シャイアットでは、ブランディングの根本とマス広告領域は基本的にコピーライターとアートディレクターの2人組で手がけ、そのブランドのデジタル領域は、デジタル・テクノロジストを加えてアイデアを生みだし、実施している。彼らはDAN(Digital Arts Network)と呼ばれ、CHIATのオフィスの一角に少し雰囲気の異なる別世界を形成している(正確には、CHIATだけでなく、世界のTBWAネットワークのさまざまなエージェンシーにDANがある)。

ガラス張りの一角は、外よりも暗く、テクノロジストたちがヘッドホンをして黙々とコードを打ち込んでいる。ちょっと近づきづらいなあ、と僕は思っていたのだが、こういうときにノゾミは強い。ふらっとDANに入って行って、日本から来たところでわからないことばっかりなんだけど、と自己紹介。

いまソーシャル・キャンペーンを担当していて、こんなアイデアを思いついたんだけど、これってできる?とDANのリーダーに直接世間話のように相談してきたというのだ、気がついたら。まるで旅の途中で道を聞くように、彼女は話をつけてくる。DANのメンバーと話すと、彼らはアイデアが面白いと思ったら俄然身を乗り出してきて、まるで悪だくみに参加するような笑みを浮かべて話にのってくれる。二人組から三人組になる瞬間だ。

インテグレートとは、人材のインテグレートでもある。

新規グローバル・キャンペーンの立ち上げをCHIAT総出で祝う。僕も日本語の相談に少し乗りました。

僕らがいっしょに仕事している戦略プラナーはまだ若くキレ者で、デジタル・キャンペーンの事例に詳しく、いろんなキャンペーン事例やテクノロジー事例を知っている。

ブランドのポジションだけでなく、いわば手法や戦術の視点から、このブランドのキャンペーンはこういうテクノロジー/モチーフ/メディアをつかったものがいいのではないか?というキャンペーンの骨格を組み立ててくる。

またCHIATではソーシャル・ディレクターという役職をおいて、ブランドのファンがどんな人たちで、いまそのブランドがどんな風に思われているのか、ファンがどんな話題に反応するかを把握しマネジメントしている。

彼らは力強い味方であり、逆に言うと、クリエイティブはうかうかしてられないということ。
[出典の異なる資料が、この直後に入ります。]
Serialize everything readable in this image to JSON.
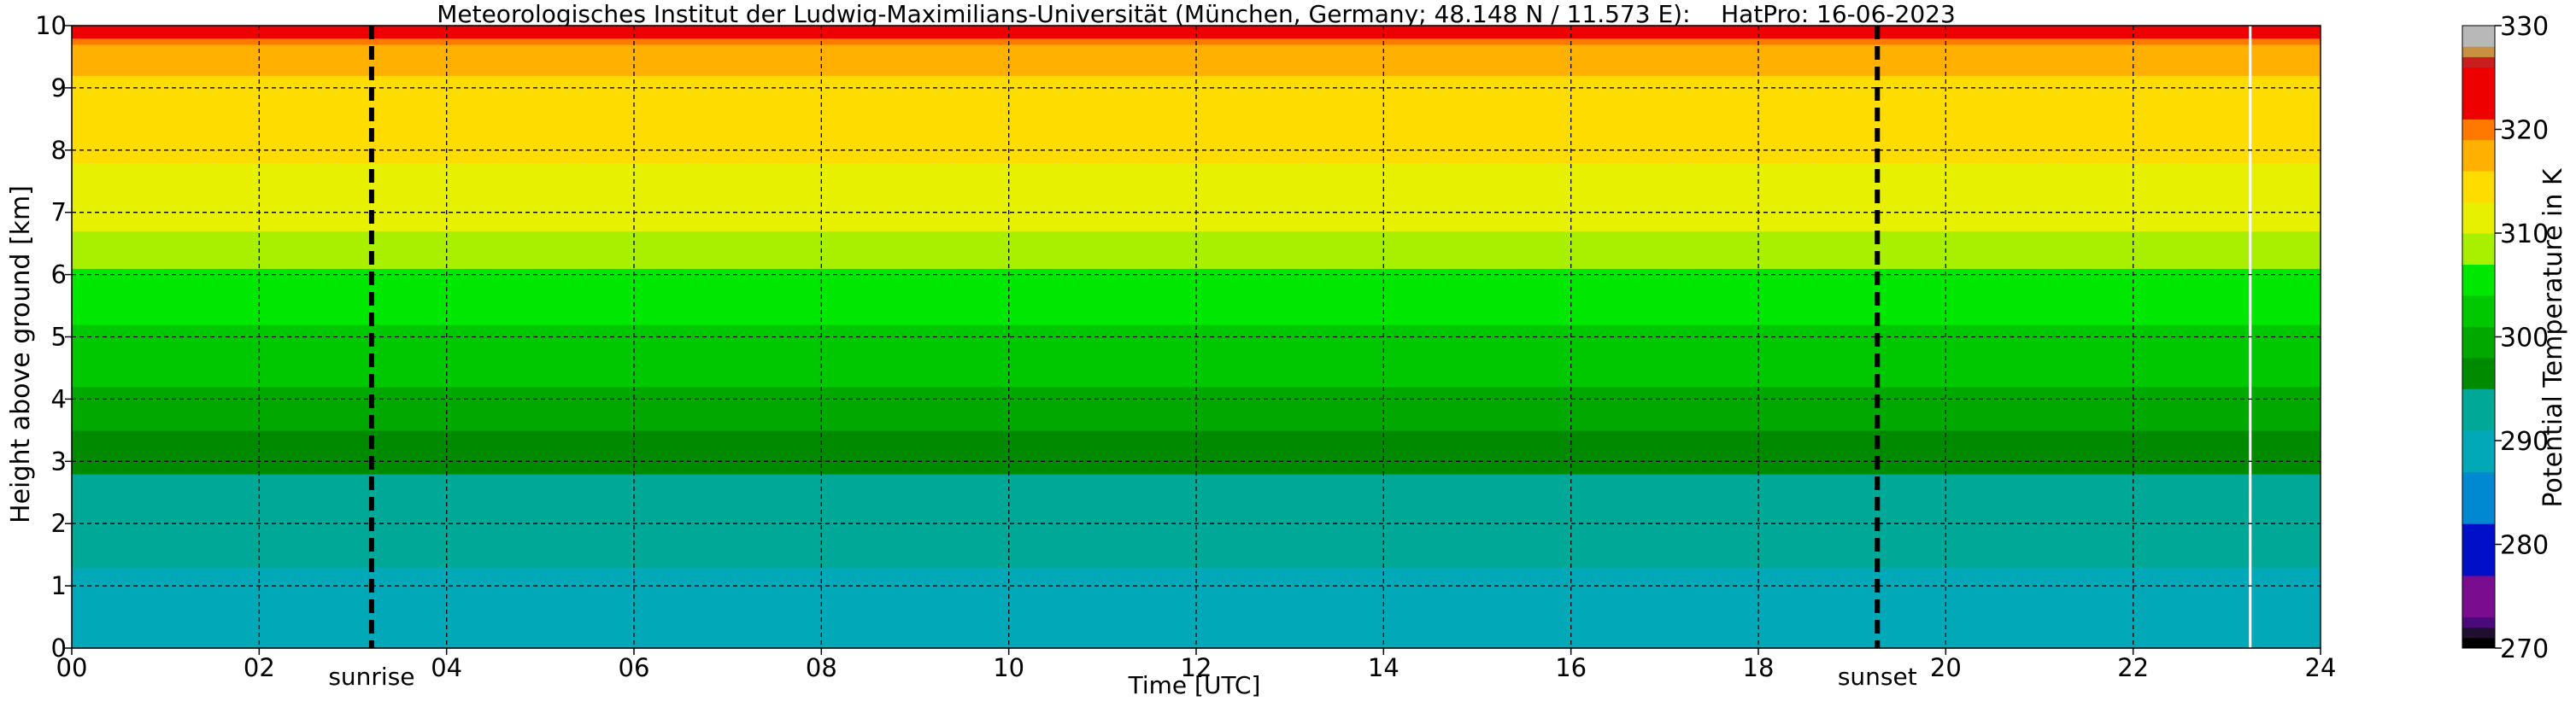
{
  "chart_data": {
    "type": "heatmap",
    "title": "Meteorologisches Institut der Ludwig-Maximilians-Universität (München, Germany; 48.148 N / 11.573 E):    HatPro: 16-06-2023",
    "xlabel": "Time [UTC]",
    "ylabel": "Height above ground [km]",
    "xlim": [
      0,
      24
    ],
    "ylim": [
      0,
      10
    ],
    "x_ticks": [
      0,
      2,
      4,
      6,
      8,
      10,
      12,
      14,
      16,
      18,
      20,
      22,
      24
    ],
    "x_tick_labels": [
      "00",
      "02",
      "04",
      "06",
      "08",
      "10",
      "12",
      "14",
      "16",
      "18",
      "20",
      "22",
      "24"
    ],
    "y_ticks": [
      0,
      1,
      2,
      3,
      4,
      5,
      6,
      7,
      8,
      9,
      10
    ],
    "y_tick_labels": [
      "0",
      "1",
      "2",
      "3",
      "4",
      "5",
      "6",
      "7",
      "8",
      "9",
      "10"
    ],
    "grid": true,
    "data_end_time": 23.25,
    "annotations": [
      {
        "label": "sunrise",
        "x": 3.2
      },
      {
        "label": "sunset",
        "x": 19.27
      }
    ],
    "colorbar": {
      "label": "Potential Temperature in K",
      "range": [
        270,
        330
      ],
      "ticks": [
        270,
        280,
        290,
        300,
        310,
        320,
        330
      ],
      "tick_labels": [
        "270",
        "280",
        "290",
        "300",
        "310",
        "320",
        "330"
      ],
      "levels": [
        {
          "from": 270,
          "to": 271,
          "color": "#000000"
        },
        {
          "from": 271,
          "to": 272,
          "color": "#201030"
        },
        {
          "from": 272,
          "to": 273,
          "color": "#4b0a7a"
        },
        {
          "from": 273,
          "to": 277,
          "color": "#7a0d8f"
        },
        {
          "from": 277,
          "to": 282,
          "color": "#0010c8"
        },
        {
          "from": 282,
          "to": 287,
          "color": "#0088d0"
        },
        {
          "from": 287,
          "to": 291,
          "color": "#00a8b8"
        },
        {
          "from": 291,
          "to": 295,
          "color": "#00a898"
        },
        {
          "from": 295,
          "to": 298,
          "color": "#008a00"
        },
        {
          "from": 298,
          "to": 301,
          "color": "#00a800"
        },
        {
          "from": 301,
          "to": 304,
          "color": "#00c800"
        },
        {
          "from": 304,
          "to": 307,
          "color": "#00e800"
        },
        {
          "from": 307,
          "to": 310,
          "color": "#a8f000"
        },
        {
          "from": 310,
          "to": 313,
          "color": "#e6f000"
        },
        {
          "from": 313,
          "to": 316,
          "color": "#ffdc00"
        },
        {
          "from": 316,
          "to": 319,
          "color": "#ffb000"
        },
        {
          "from": 319,
          "to": 321,
          "color": "#ff7800"
        },
        {
          "from": 321,
          "to": 326,
          "color": "#ee0000"
        },
        {
          "from": 326,
          "to": 327,
          "color": "#c81e1e"
        },
        {
          "from": 327,
          "to": 328,
          "color": "#c89040"
        },
        {
          "from": 328,
          "to": 330,
          "color": "#b8b8b8"
        }
      ]
    },
    "profile": [
      {
        "height": 0.0,
        "theta": 289.5
      },
      {
        "height": 1.0,
        "theta": 290.5
      },
      {
        "height": 2.0,
        "theta": 292.0
      },
      {
        "height": 2.6,
        "theta": 294.0
      },
      {
        "height": 3.0,
        "theta": 296.5
      },
      {
        "height": 3.5,
        "theta": 298.0
      },
      {
        "height": 4.0,
        "theta": 300.0
      },
      {
        "height": 4.5,
        "theta": 302.0
      },
      {
        "height": 5.0,
        "theta": 303.0
      },
      {
        "height": 5.5,
        "theta": 305.0
      },
      {
        "height": 6.0,
        "theta": 306.5
      },
      {
        "height": 6.5,
        "theta": 309.0
      },
      {
        "height": 7.0,
        "theta": 311.0
      },
      {
        "height": 7.5,
        "theta": 312.0
      },
      {
        "height": 8.0,
        "theta": 313.5
      },
      {
        "height": 8.5,
        "theta": 314.5
      },
      {
        "height": 9.0,
        "theta": 315.5
      },
      {
        "height": 9.5,
        "theta": 317.0
      },
      {
        "height": 9.75,
        "theta": 320.0
      },
      {
        "height": 10.0,
        "theta": 322.5
      }
    ]
  }
}
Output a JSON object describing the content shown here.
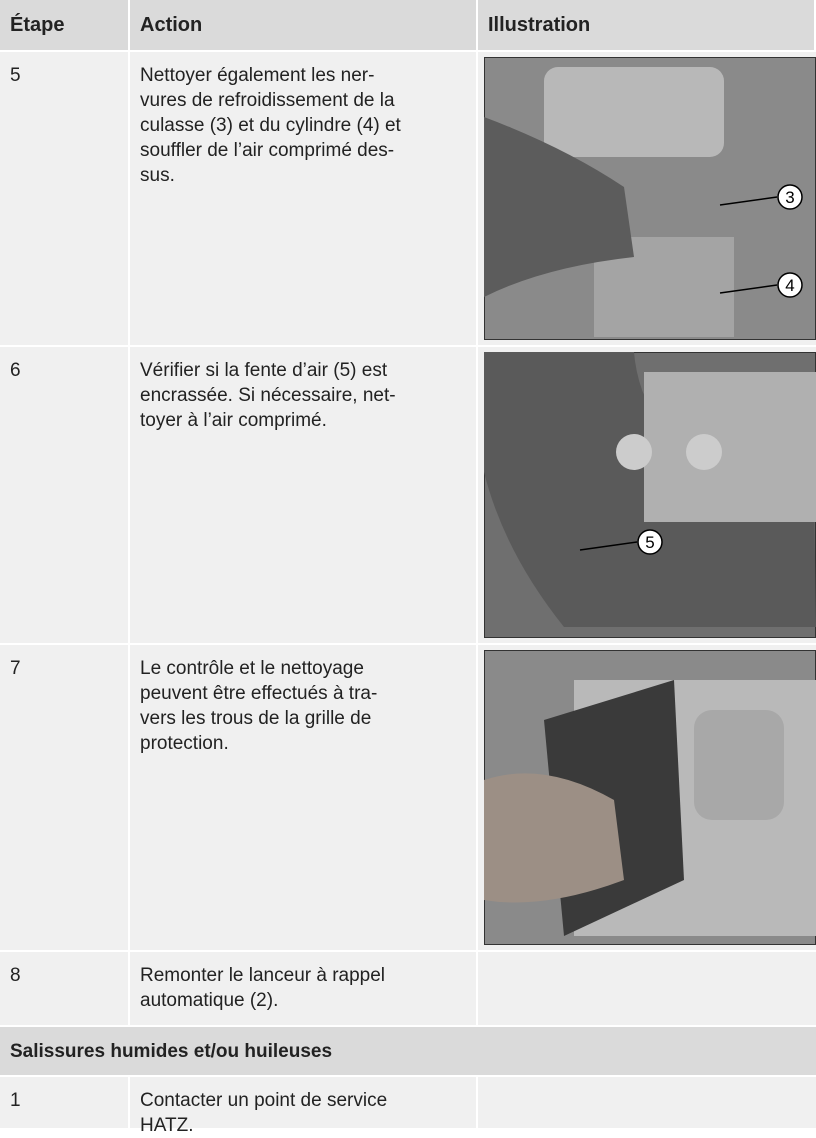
{
  "table": {
    "header": [
      "Étape",
      "Action",
      "Illustration"
    ],
    "rows": [
      {
        "step": "5",
        "action": [
          "Nettoyer également les ner-",
          "vures de refroidissement de la",
          "culasse (3) et du cylindre (4) et",
          "souffler de l’air comprimé des-",
          "sus."
        ],
        "callouts": [
          "3",
          "4"
        ]
      },
      {
        "step": "6",
        "action": [
          "Vérifier si la fente d’air (5) est",
          "encrassée. Si nécessaire, net-",
          "toyer à l’air comprimé."
        ],
        "callouts": [
          "5"
        ]
      },
      {
        "step": "7",
        "action": [
          "Le contrôle et le nettoyage",
          "peuvent être effectués à tra-",
          "vers les trous de la grille de",
          "protection."
        ],
        "callouts": []
      },
      {
        "step": "8",
        "action": [
          "Remonter le lanceur à rappel",
          "automatique (2)."
        ],
        "callouts": []
      }
    ],
    "section": "Salissures humides et/ou huileuses",
    "section_rows": [
      {
        "step": "1",
        "action": [
          "Contacter un point de service",
          "HATZ."
        ]
      }
    ]
  }
}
コピーライターとアートディレクターのアイデアの力を根本におきながら、デジタル系の人材の力を融合させることで、CHIATはいま、まさに進化している最中にある。

CHIATの歴史は、広告表現を超えて、経営やブランドの根本に届くような思想をつくりあげてきた歴史だ。
AppleのThink Different。NISSANのSHIFT_。AdidasのImpossible is nothing。
どれも単なる広告コピーを超えて、企業の奥底にある思想までも指し示そうとする言葉だった。

そしていま、CHIATは「Media Arts」という概念を掲げている。それは、ブランドの「行動」をつくっていくという考え方。
企業とオーディエンスの間にあるすべてを手がけていくという宣言であり、言い換えれば、ブランドとオーディエンスの間にあるものはすべてがMedia Artsだ。

ソーシャル・メディアから、商品パッケージから、屋外広告やリアルイベントに至るまで、すべてがフィールドであるCHIATにとって、多方面に通じた多様な人材こそが生命線であることは言うまでもない。僕らのインテグレート・キャンペーン開発は始まったばかりだが、一つ言えることは、仕事を通してさまざまな才能と会うことが、CHIATで働く醍醐味の一つであるということだ。